A partir dessas hierofanias, os seres humanos começaram a construir um “cosmo”, um mundo ordenado e significativo. A postura ereta, o desenvolvimento de ferramentas e a domesticação do fogo possibilitaram a humanidade transcender a sua condição animal e organizar o espaço em torno de um “centro”, um ponto de conexão com o sagrado. Os paleoantropídeos já demonstravam uma consciência da morte e da possibilidade de uma existência pós-morte, como evidenciado pelas sepulturas, pinturas rupestres e depósitos de ossadas encontrados em sítios arqueológicos.

A revolução neolítica e a descoberta da agricultura representaram um marco na história religiosa, inaugurando uma nova era de criatividade e transformação de valores. A domesticação de plantas e animais proporcionou a humanidade um novo tipo de relação com a natureza, levando à criação de mitos e rituais ligados à fertilidade, à morte e ao renascimento. Eliade destaca como cada inovação tecnológica, econômica e social do Neolítico parece ter ressoado em um nível religioso.
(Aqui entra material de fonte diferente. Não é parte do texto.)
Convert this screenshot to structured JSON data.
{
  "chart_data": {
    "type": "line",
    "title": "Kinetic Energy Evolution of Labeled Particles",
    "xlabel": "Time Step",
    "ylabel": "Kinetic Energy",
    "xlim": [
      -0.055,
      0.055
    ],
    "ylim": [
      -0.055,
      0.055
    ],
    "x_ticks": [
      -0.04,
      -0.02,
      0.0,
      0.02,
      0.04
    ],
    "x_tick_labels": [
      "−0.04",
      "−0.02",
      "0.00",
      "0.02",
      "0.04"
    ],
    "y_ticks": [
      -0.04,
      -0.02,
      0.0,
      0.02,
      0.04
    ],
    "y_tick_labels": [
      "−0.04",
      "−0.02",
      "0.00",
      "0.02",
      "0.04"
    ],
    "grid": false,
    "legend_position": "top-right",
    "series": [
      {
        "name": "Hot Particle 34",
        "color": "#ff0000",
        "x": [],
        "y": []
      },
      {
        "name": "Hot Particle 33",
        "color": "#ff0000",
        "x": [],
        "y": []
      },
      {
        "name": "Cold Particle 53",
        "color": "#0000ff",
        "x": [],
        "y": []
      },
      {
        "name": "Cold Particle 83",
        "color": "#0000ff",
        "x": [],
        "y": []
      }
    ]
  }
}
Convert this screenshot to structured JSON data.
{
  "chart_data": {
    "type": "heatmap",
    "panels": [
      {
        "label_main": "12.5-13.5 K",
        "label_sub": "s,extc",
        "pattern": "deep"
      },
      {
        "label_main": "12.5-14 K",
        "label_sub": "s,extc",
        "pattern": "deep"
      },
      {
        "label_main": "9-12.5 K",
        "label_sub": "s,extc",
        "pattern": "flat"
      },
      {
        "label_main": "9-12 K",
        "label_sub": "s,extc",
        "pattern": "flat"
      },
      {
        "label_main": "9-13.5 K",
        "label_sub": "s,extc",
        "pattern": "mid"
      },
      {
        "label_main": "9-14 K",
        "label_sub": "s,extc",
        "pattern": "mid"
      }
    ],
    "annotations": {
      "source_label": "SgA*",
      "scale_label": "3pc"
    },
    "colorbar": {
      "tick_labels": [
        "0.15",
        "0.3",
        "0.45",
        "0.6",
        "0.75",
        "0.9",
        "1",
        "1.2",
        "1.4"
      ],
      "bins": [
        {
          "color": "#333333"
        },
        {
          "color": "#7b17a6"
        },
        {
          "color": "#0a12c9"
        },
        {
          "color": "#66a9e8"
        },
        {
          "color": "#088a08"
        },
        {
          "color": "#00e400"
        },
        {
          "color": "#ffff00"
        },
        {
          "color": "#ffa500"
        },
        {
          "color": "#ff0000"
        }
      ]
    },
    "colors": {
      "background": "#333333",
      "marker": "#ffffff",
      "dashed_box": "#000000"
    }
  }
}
A obra examina as religiões da Mesopotâmia, com destaque para a complexa cosmogonia sumeriana. A tríade dos Grandes Deuses (An, En-lil e En-ki) representa as forças cósmicas primordiais, enquanto o mito do paraíso Dilmun evoca uma era de perfeição e abundância. A concepção sumeriana de “decretos” (me) que governam o destino e a ordem cósmica é um tema central na obra. A festa do Ano Novo (akitu) é interpretada como uma reencenação da cosmogonia, garantindo a regeneração do mundo e a continuidade da vida.       
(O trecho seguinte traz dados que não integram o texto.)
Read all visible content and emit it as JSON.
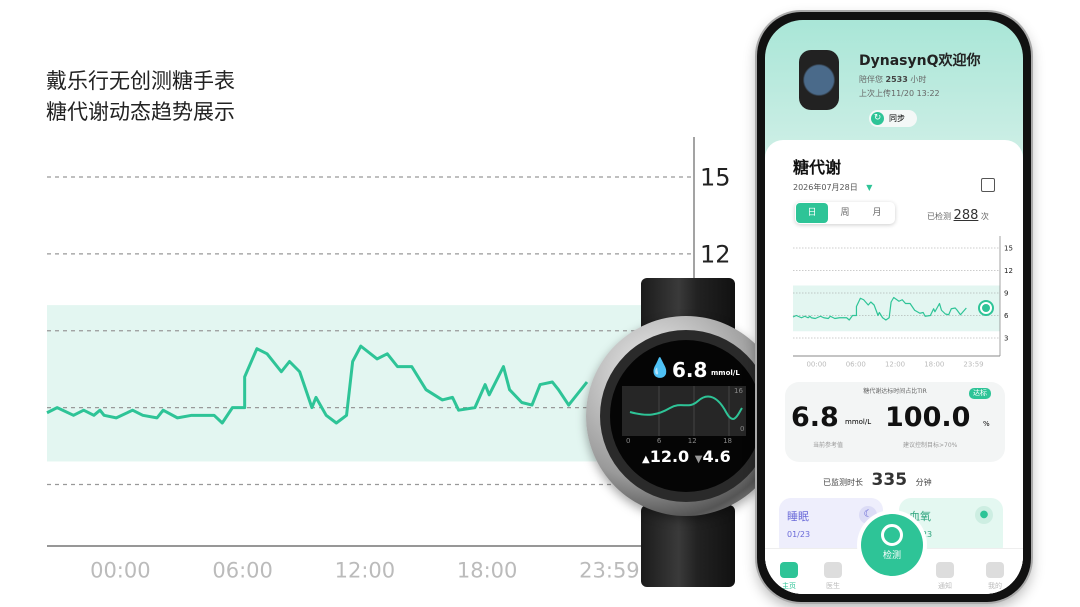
{
  "title": {
    "line1": "戴乐行无创测糖手表",
    "line2": "糖代谢动态趋势展示"
  },
  "colors": {
    "accent": "#2ec497",
    "band": "#e3f6f1",
    "grid": "#999999"
  },
  "chart_data": {
    "type": "line",
    "title": "",
    "xlabel": "",
    "ylabel": "",
    "x_tick_labels": [
      "00:00",
      "06:00",
      "12:00",
      "18:00",
      "23:59"
    ],
    "x_ticks_hours": [
      0,
      6,
      12,
      18,
      24
    ],
    "y_ticks": [
      3,
      6,
      9,
      12,
      15
    ],
    "ylim": [
      0.6,
      15
    ],
    "xlim_hours": [
      -3.6,
      28.2
    ],
    "target_band": [
      3.9,
      10
    ],
    "grid": "horizontal dashed",
    "series": [
      {
        "x_hours": [
          -3.6,
          -3.1,
          -2.3,
          -1.8,
          -1.3,
          -1.0,
          -0.8,
          -0.2,
          0.6,
          1.1,
          1.8,
          2.1,
          2.8,
          3.5,
          4.6,
          5.0,
          5.5,
          6.1,
          6.1,
          6.7,
          7.2,
          7.9,
          8.3,
          8.8,
          9.4,
          9.6,
          10.1,
          10.6,
          11.1,
          11.4,
          11.8,
          12.6,
          13.1,
          13.6,
          14.3,
          15.0,
          15.8,
          16.3,
          16.6,
          17.4,
          17.9,
          18.1,
          18.8,
          19.1,
          19.7,
          20.2,
          20.6,
          21.2,
          21.5,
          22.0,
          22.9
        ],
        "values": [
          5.8,
          6.0,
          5.7,
          5.9,
          5.7,
          5.9,
          5.7,
          5.6,
          5.9,
          5.7,
          5.6,
          5.9,
          5.6,
          5.7,
          5.7,
          5.4,
          6.0,
          6.0,
          7.2,
          8.3,
          8.1,
          7.4,
          7.8,
          7.4,
          6.0,
          6.4,
          5.7,
          5.4,
          5.7,
          7.8,
          8.4,
          7.9,
          8.1,
          7.6,
          7.6,
          6.7,
          6.3,
          6.4,
          5.9,
          6.0,
          6.9,
          6.5,
          7.6,
          6.7,
          6.2,
          6.1,
          6.9,
          7.0,
          6.7,
          6.1,
          7.0
        ]
      }
    ]
  },
  "watch": {
    "glucose": "6.8",
    "unit": "mmol/L",
    "x_ticks": [
      "0",
      "6",
      "12",
      "18"
    ],
    "y_max": "16",
    "y_min": "0",
    "high": "12.0",
    "low": "4.6",
    "high_icon": "triangle-up-icon",
    "low_icon": "triangle-down-icon"
  },
  "phone": {
    "welcome": "DynasynQ欢迎你",
    "accompany_label": "陪伴您",
    "accompany_hours": "2533",
    "accompany_unit": "小时",
    "last_upload": "上次上传11/20 13:22",
    "sync": "同步",
    "section_title": "糖代谢",
    "date": "2026年07月28日",
    "tabs": [
      "日",
      "周",
      "月"
    ],
    "detected_label": "已检测",
    "detected_count": "288",
    "detected_unit": "次",
    "mini_y": [
      "15",
      "12",
      "9",
      "6",
      "3"
    ],
    "mini_x": [
      "00:00",
      "06:00",
      "12:00",
      "18:00",
      "23:59"
    ],
    "tir_title": "糖代谢达标时间占比TIR",
    "badge": "达标",
    "current_value": "6.8",
    "current_unit": "mmol/L",
    "current_label": "当前参考值",
    "tir_value": "100.0",
    "tir_unit": "%",
    "tir_label": "建议控制目标>70%",
    "monitor_label": "已监测时长",
    "monitor_value": "335",
    "monitor_unit": "分钟",
    "sleep_title": "睡眠",
    "sleep_date": "01/23",
    "spo2_title": "血氧",
    "spo2_date": "01/23",
    "detect": "检测",
    "nav": [
      "主页",
      "医生",
      "通知",
      "我的"
    ]
  }
}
Eliade explora o impacto da ascensão da Babilônia e a reinterpretação da cosmogonia pelo deus Marduk. O mito de criação babilônico (Enuma elish) narra o conflito cósmico entre Marduk e a serpente Tiamat, representando a vitória da ordem sobre o caos. A festa do Ano Novo babilônica também celebra a supremacia de Marduk, assegurando a prosperidade do reino. O autor destaca a importância da adivinhação, da magia e das disciplinas ocultas na religião babilônica.
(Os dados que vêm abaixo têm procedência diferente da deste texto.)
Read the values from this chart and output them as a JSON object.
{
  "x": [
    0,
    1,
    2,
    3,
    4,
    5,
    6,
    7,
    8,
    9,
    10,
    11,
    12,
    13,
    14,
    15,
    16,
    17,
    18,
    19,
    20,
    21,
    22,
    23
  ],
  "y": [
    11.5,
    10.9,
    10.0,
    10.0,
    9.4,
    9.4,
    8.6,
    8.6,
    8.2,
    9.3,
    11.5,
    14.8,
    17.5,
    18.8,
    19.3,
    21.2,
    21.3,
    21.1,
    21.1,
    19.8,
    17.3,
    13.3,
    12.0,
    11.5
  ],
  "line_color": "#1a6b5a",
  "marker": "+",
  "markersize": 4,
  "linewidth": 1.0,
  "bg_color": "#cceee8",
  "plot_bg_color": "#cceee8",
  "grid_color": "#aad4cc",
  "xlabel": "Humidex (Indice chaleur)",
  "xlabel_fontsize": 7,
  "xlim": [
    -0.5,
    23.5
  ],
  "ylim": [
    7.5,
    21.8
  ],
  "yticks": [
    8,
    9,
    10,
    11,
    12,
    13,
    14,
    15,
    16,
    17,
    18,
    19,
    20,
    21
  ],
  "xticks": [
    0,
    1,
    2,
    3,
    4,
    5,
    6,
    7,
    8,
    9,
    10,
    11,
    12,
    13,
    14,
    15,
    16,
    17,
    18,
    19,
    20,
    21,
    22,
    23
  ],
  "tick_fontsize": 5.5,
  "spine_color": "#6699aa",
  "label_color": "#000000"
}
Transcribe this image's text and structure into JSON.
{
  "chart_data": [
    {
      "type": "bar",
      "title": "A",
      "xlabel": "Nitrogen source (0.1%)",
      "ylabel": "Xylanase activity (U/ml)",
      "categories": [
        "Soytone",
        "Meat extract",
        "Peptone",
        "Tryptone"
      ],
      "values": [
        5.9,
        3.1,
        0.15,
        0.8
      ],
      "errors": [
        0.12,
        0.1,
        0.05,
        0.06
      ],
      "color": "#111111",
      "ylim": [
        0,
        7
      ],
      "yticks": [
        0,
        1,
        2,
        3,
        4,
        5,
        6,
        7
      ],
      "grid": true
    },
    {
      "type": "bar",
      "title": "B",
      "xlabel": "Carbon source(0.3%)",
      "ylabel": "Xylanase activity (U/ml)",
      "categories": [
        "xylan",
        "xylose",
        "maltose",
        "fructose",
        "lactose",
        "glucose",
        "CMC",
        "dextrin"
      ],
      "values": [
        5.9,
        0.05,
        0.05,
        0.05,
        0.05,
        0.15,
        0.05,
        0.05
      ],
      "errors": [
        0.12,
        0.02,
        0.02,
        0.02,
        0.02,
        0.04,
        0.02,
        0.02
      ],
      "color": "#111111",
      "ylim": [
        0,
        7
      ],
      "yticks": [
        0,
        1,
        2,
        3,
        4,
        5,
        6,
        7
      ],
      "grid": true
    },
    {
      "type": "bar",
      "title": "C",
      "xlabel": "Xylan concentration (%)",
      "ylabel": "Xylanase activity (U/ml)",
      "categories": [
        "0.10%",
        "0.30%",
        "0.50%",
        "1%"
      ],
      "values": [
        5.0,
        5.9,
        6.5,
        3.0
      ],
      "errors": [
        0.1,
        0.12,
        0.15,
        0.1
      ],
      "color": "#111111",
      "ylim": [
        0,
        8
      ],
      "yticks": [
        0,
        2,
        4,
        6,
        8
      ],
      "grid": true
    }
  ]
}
A análise das ideias e crises no antigo Egito revela a importância da “Primeira Vez” (Tep zepi) como modelo exemplar para a ordem cósmica e social. O deus solar Ré, o criador do mundo, representa a força vital que sustenta o cosmo. O Faraó, como encarnação da ordem (ma’at), assegura a estabilidade do mundo e a continuidade da vida. Eliade explora as responsabilidades do Faraó como um deus-encarnado e a sua identificação com Ré.    

O mito de Osíris, o deus assassinado e ressuscitado, é um tema central na religião egípcia. Osíris representa a esperança da superação da morte e a possibilidade de uma nova forma de existência espiritual. A análise dos Textos das Pirâmides e dos Textos dos Sarcófagos revela a crença na viagem celeste do Faraó após a morte e a sua identificação com Osíris. Eliade examina a crise social e religiosa do Primeiro Período Intermediário e a emergência de uma nova ênfase na pessoa humana como réplica do modelo exemplar do Faraó.    

A dominação hicsos e a subsequente libertação do Egito marcam um período de profundas transformações na religião egípcia. Eliade examina a ascensão do nacionalismo e da xenofobia como reação à ocupação estrangeira. A reforma religiosa de Akhenaton e o seu culto ao deus solar Aton são analisados como uma tentativa de romper com a tradição religiosa e estabelecer um novo paradigma.

O volume se encerra com a análise da síntese final da religião egípcia, a associação de Ré-Osíris. Essa fusão representa o ciclo eterno da vida, morte e renascimento, com Ré representando o sol diurno e Osíris o sol noturno. O Livro dos Mortos é examinado como um guia para a vida após a morte, com ênfase no julgamento da alma e na “confissão negativa” como um reflexo da moralidade e da busca pela justiça (ma’at).          

Em suma, o primeiro volume de “História das Crenças e das Ideias Religiosas” é uma obra fundamental para a compreensão das raízes da experiência religiosa humana. Eliade apresenta uma análise erudita e instigante das primeiras formas de religiosidade, revelando a sua riqueza, complexidade e importância para a construção da cultura e da civilização. A obra nos convida a refletir sobre a natureza do sagrado, a busca por sentido e a eterna procura humana pela transcendência.